Une pluie de flèches s’abattit sur elle depuis les remparts de la Cour des Marées, mais même si les archers faisaient de leur mieux, les projectiles se brisèrent sur la pierre sans atteindre leur cible. À présent, Rhianna se trouvait hors de leur portée, et elle s’éloignait à tire-d’aile.

La jeune femme était chagrinée par la trahison du seigneur de guerre. Elle avait espéré s’en faire un allié, mais n’avait trouvé en lui qu’un ennemi supplémentaire. Pourtant, elle était certaine que Bairn mènerait ses hommes à la guerre contre les wyrmlings. Il ne pourrait pas se permettre d’ignorer ce risque.

Mais qui va m’aider à sa place ? se demanda Rhianna.

Elle consulta sa carte mentale. De Mystarria, il ne restait rien à sauver. Les seigneurs de guerre d’Internook avaient pris la côte. Beldinook s’était emparé de l’est, tandis que le Crowthen Méridional s’appropriait le centre du pays. Le royaume de Gaborn n’existait plus. Il ne valait plus la peine qu’on se batte pour lui.

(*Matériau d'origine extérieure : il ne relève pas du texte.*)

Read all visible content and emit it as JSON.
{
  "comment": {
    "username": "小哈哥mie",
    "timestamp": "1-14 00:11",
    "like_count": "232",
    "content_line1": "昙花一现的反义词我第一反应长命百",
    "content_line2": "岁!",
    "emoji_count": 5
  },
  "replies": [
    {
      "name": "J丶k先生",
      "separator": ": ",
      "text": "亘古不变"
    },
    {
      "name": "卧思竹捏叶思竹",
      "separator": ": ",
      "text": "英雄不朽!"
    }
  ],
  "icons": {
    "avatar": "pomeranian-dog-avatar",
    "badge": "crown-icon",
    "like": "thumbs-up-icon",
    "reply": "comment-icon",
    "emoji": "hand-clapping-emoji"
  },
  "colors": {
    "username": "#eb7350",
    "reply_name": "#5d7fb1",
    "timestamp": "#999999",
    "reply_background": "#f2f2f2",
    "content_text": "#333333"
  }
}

Alors, vers où puis-je me tourner ?

Beldinook était désormais la plus puissante des nations du Rofehavan avec ses armures rutilantes, ses lanciers robustes et ses destriers lourds. La guerre précédente avait épargné ses châteaux et ses forteresses. Mais Beldinook était aussi l’ennemi juré de Mystarria et sa souveraine, Allonia Lowicker, ne serait pas disposée à monter une expédition pour délivrer Fallion Sylvarresta Orden.

Rhianna envisagea de se rendre en Heredon. Jadis, ce royaume avait été celui de la reine, riche en acier et en forces vives. Mais depuis, l’ombre du Crowthen Méridional s’était abattue sur lui.

Où puis-je quérir de l’aide ?

Restait Fleeds, le royaume des clans de cavalières. L’endroit où Rhianna avait grandi. Sa mère y était née ; sa grand-mère en avait été la reine. Les années qu’elle-même avait passées là-bas étaient sans conteste les plus heureuses de sa vie.

Fleeds n’était pas riche en acier, mais un puissant Seigneur des Runes n’avait que faire de ce genre de défense. Fleeds n’avait pas de grandes forteresses, mais le cœur de ses cavalières était immense. Et elles aimaient et respectaient le Roi de la Terre. Si elles pouvaient aider son fils, elles le feraient.

Je rentre à la maison, songea Rhianna.

Battant des ailes, elle vira vers la gauche et jaillit de dessous le pont, à découvert dans le ciel. En proie à une impatience nouvelle, elle prit la direction de l’ouest et du soleil couchant qui luisait telle une perle blanche enveloppée d’une brume opalescente.